A intenção do bolsonarismo é aparelhar e controlar a agência, bem como todo o meio cultural, para espalhar o lixo que ele considera "adequado para a família brasileira e os bons costumes".
Será que os imbecis que adoram death metal e black metal que votaram na excrescência acham mesmo que o som que curtem se enquadra na tal definição de "moral e bons costumes" da família brasileira?
Será que esses mesmos imbecis vão aplaudir e urrar de felicidade quando, um dia, esse cenário de terror banir bandas como Slayer, Vader, Behemoth e Rotting Christ de nossos palcos?
Como será que a nossa sociedade de passividade bovina vai reagir quando Roger Waters, ex-Pink Floyd, fizer sua última turnê mundial e tiver suas apresentações proibidas no Brasil – ou dificultadas pela burocracia que certamente será imposta pelo mundo bolsonaro para "aprovar" os shows?
Os casos de censura ao rock e a artistas que pensam diferente, que criticam e fazem questão de denunciar os desmandos do (des)governo estão crescendo e vão se multiplicar, como temiam – e previam – o Combate Rock e muitos outros órgãos de imprensa quando da eleição de Jair Bolsonaro.
O combate ao fascismo é constante e tem de ser incansável. Um momento de fraqueza é o que há de pior na sociedade ressurge das fossas e dos montes de excrementos para assombrar a todos.
A eleição presidencial de 2018, com as consequências nas eleições estaduais, abriu os portões do inferno e os demônios voltaram para nos incomodar e tentar nos destruir.

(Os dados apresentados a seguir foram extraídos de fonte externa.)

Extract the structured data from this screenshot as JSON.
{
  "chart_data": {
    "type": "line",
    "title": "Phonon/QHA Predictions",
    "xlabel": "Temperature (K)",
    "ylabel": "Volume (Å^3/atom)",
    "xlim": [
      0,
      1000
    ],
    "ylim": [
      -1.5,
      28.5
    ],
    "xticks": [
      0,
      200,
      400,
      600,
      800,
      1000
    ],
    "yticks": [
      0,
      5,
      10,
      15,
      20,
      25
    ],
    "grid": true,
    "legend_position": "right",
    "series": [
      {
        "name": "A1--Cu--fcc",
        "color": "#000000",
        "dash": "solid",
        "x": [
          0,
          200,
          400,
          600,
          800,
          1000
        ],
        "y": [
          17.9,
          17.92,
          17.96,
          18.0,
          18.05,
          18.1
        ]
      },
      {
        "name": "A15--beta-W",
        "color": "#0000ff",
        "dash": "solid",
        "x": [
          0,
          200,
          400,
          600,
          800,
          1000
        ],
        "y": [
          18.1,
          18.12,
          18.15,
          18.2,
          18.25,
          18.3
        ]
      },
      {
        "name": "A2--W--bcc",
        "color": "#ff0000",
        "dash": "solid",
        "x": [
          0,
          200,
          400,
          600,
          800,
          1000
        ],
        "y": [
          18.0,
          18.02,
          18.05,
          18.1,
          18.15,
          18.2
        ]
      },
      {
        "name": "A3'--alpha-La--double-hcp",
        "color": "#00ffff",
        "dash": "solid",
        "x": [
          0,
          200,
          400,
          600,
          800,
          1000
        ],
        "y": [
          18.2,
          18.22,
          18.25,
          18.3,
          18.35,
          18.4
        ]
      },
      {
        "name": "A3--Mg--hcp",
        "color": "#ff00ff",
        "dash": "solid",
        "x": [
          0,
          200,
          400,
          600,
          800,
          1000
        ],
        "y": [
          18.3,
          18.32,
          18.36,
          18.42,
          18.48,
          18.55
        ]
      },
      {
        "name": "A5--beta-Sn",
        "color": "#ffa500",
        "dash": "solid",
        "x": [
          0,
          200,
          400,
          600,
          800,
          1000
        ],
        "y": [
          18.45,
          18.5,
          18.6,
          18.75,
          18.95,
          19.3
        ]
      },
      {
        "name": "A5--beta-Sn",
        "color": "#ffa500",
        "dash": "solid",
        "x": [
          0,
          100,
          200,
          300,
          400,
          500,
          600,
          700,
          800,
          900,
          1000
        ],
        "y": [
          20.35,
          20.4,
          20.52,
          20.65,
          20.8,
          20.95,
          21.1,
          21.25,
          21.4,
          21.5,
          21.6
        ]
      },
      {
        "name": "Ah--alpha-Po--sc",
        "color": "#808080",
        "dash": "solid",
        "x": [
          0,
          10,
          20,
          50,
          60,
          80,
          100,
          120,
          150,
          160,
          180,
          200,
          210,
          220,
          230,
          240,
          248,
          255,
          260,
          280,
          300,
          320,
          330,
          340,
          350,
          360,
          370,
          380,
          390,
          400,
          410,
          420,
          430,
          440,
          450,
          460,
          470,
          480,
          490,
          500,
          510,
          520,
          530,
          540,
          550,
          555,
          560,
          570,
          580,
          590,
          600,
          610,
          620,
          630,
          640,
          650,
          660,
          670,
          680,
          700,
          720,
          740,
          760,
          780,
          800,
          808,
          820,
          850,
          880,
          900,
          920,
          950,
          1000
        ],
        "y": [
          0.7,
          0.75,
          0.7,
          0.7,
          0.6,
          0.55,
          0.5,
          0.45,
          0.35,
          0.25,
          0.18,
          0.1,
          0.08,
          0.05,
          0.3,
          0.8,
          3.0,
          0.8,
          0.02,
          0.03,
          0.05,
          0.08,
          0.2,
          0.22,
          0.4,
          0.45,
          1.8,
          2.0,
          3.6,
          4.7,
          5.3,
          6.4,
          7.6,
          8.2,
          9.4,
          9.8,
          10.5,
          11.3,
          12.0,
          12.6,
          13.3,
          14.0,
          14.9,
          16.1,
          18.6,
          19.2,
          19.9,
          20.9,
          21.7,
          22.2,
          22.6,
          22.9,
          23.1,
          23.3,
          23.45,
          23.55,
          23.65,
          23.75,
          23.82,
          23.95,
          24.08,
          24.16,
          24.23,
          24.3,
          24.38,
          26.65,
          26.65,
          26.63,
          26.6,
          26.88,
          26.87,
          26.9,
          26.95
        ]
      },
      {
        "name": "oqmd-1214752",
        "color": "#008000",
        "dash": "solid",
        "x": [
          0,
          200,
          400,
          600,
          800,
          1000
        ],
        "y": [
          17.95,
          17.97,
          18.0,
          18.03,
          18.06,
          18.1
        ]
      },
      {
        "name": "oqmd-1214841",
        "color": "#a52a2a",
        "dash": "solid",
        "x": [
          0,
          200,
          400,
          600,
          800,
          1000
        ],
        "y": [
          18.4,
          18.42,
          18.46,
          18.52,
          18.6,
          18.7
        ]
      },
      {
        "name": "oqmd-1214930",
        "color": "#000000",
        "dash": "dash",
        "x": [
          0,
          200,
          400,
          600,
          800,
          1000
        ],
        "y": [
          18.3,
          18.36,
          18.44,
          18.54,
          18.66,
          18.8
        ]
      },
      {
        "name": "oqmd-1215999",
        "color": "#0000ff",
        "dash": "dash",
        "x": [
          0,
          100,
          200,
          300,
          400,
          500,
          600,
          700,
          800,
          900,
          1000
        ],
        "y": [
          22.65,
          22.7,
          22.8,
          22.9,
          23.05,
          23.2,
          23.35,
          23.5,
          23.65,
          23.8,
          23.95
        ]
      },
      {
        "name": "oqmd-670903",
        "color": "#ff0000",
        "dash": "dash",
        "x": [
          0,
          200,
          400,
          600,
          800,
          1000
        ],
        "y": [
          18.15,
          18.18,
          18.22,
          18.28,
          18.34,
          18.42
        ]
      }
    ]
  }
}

Vai demorar para que os resultados dos combates deem resultado e demorará décadas para limpar a sujeira que essa gente deixará.
O mal, entretanto, está feito: nossa sociedade está aceitando a censura e normalizando o fato de que um governo federal de inspiração fascista poderá dizer o que podemos ou não ver e curtir, dentro de padrões preestabelecidos com base na "moral e bons costumes da família brasileira".
Com a guerra declarada, só nos resta aceitar o combate e resistir.